I feel he is disappointed with his lot in life.
Not sure what I'm expecting here to be honest, but have no one in RL to talk to.
If you read this, thank you!

despomum41 Tue 05-May-15 11:58:05

sounds like he`s the one with the problem , do you think you deal with everything yourself because of his reaction to situations , putting you down infront of the kids is not on . Maybe you both need to go for counselling he sounds as if he has his own issues, its easy to blame someone else and much harder to blame the person in the mirror

Lotsofponies Tue 05-May-15 12:08:35

His behavior towards you hardly sounds conducive to encouraging you to open up. This probably makes him more frustrated and the problem gets worse. It's not your fault, its just what has happened. I would highly recommend counseling. When me and OH went we had the initial one together, then and individual session each and then together again. A good counselor will pick up on the dynamics and help you both to see how your communication styles are affecting each other. I thinks its a positive that he has suggested it.

despomum41 Tue 05-May-15 12:14:37

well said |Lotsofponies i was in the same position before i could suggest counselling my partner just disappeared sad packed his bags 6 months ago apparently my communication was not good.

hope you get things sorted soon xxx

nicenewdusters Tue 05-May-15 12:20:41

I don't think I'd be very open and talkative with somebody who does all the things highlighted in your op. I guess you're wondering is it the chicken or the egg situation, which came first, you don't talk because of the way he is, or he's like he is because you don't communicate with him ?

Counselling sounds like a sensible way forward, lotsofponies post is interesting. I would be worried if the way he talks sometimes makes you feel sick, that's pretty extreme.

Do you talk openly with family and friends, or is it just him that you have difficulty speaking freely with ?

Mickeyanonymouse Tue 05-May-15 14:53:26

Thank you everyone for the advice, I guess it probably is a bit of a chicken and egg situation!
When I say I feel sick with how he speaks to me, I mean sick to the stomach that his opinion of me is so low. Not that he is using bad language, offensive terms etc
I'm not great at sharing feelings, but I used to be better. My self confidence in some ways is not good.
Will approach the counselling with an open mind - did it work for you lotsofponies?
despomum, so sorry to see what happened to you, i hope you're getting on ok.

Lotsofponies Tue 05-May-15 17:32:29

Yes it has helped. My partner and I have been together for 18 years. After the birth of child no 3 we were just so busy we sort of co existed, snappy, resentful of each others spare time and hadn't even realized. He got depressed and introverted and both of us thought that the other had 'gone off' them.

The crisis came last Sept when he ended up drunk and snogged another (younger!)woman at his brothers wedding, he was totally shocked at his behavior and realized that something was really wrong, 6 weeks later he finally told me, or rather I managed to extract the truth as I new something serious had happened. We knew we didn't want this to be the end and sort of stumbled across counseling, we had never ever considered it before.

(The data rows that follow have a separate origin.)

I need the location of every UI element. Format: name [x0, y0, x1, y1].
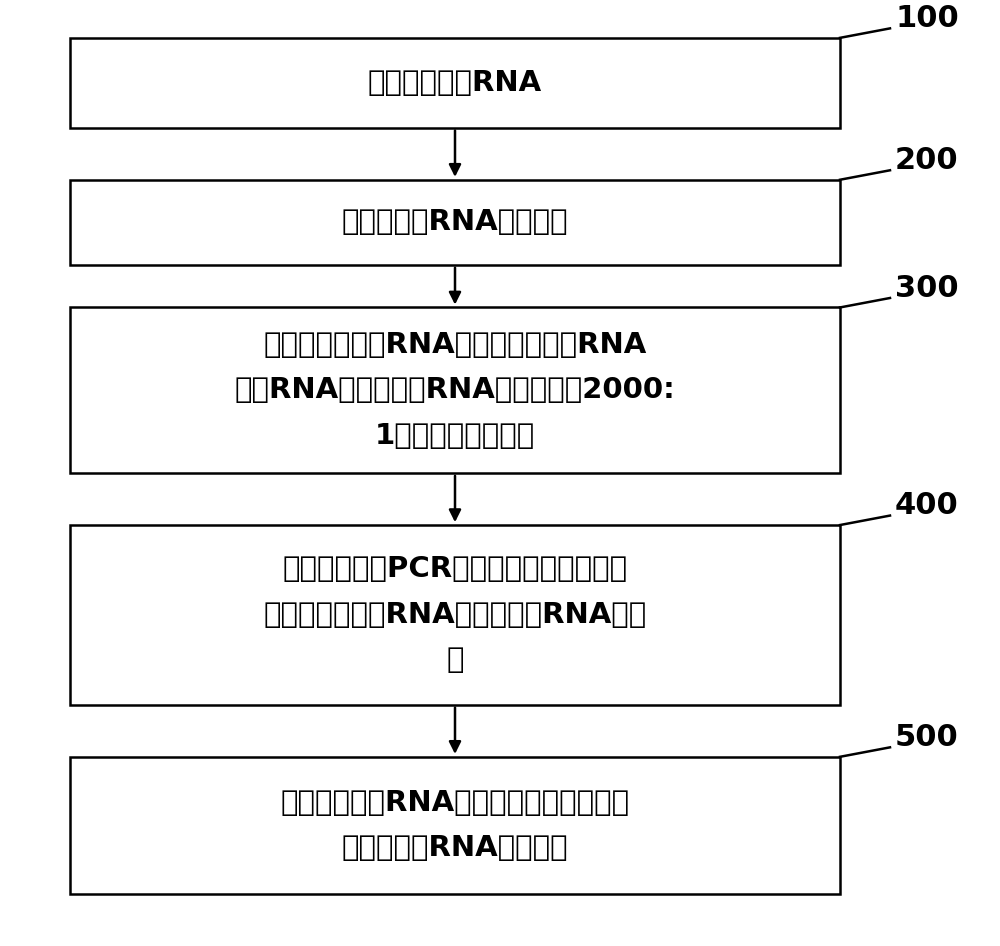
Text: ，总RNA与外源环状RNA的质量比为2000:: ，总RNA与外源环状RNA的质量比为2000: — [235, 377, 675, 404]
Text: 200: 200 — [895, 146, 959, 175]
Bar — [70, 38, 840, 128]
Bar — [70, 307, 840, 473]
Text: 量: 量 — [446, 646, 464, 674]
Text: 500: 500 — [895, 723, 959, 752]
Bar — [70, 180, 840, 265]
Text: 100: 100 — [895, 4, 959, 33]
Bar — [70, 757, 840, 894]
Text: 向待检样本的总RNA中加入外源环状RNA: 向待检样本的总RNA中加入外源环状RNA — [263, 331, 647, 359]
Text: 根据外源环状RNA的含量确定待检样本中: 根据外源环状RNA的含量确定待检样本中 — [280, 789, 630, 816]
Text: 的目标环状RNA的表达量: 的目标环状RNA的表达量 — [342, 834, 568, 862]
Text: 制备外源环状RNA: 制备外源环状RNA — [368, 69, 542, 96]
Text: 对外源环状RNA进行质控: 对外源环状RNA进行质控 — [342, 208, 568, 236]
Text: 物中的目标环状RNA和外源环状RNA的含: 物中的目标环状RNA和外源环状RNA的含 — [263, 601, 647, 629]
Text: 利用实时定量PCR方法分别检测第一混合: 利用实时定量PCR方法分别检测第一混合 — [282, 555, 628, 584]
Text: 1，得到第一混合物: 1，得到第一混合物 — [375, 422, 535, 449]
Text: 400: 400 — [895, 491, 959, 520]
Text: 300: 300 — [895, 273, 959, 303]
Bar — [70, 525, 840, 705]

The Counseling has really helped us to see how we got to that stage, how our communicating styles differed and lead to misunderstandings. She focused on the importance of both parties putting 'in' to a relationship rather than leaving it to chance, or expecting that love alone will see you through, as we had done for the previous 15 years.

Has it worked? Yes. We are communicating much better and have had more sex, laughter and fun in the last few months than the previous 3 years. He still has terrible guilt and shame about what he did. My self confidence has taken a battering and I still don't feel totally secure, but it is still quite early days as far as infidelity goes. The main thing is we are able to talk about it. Hope things get better for you.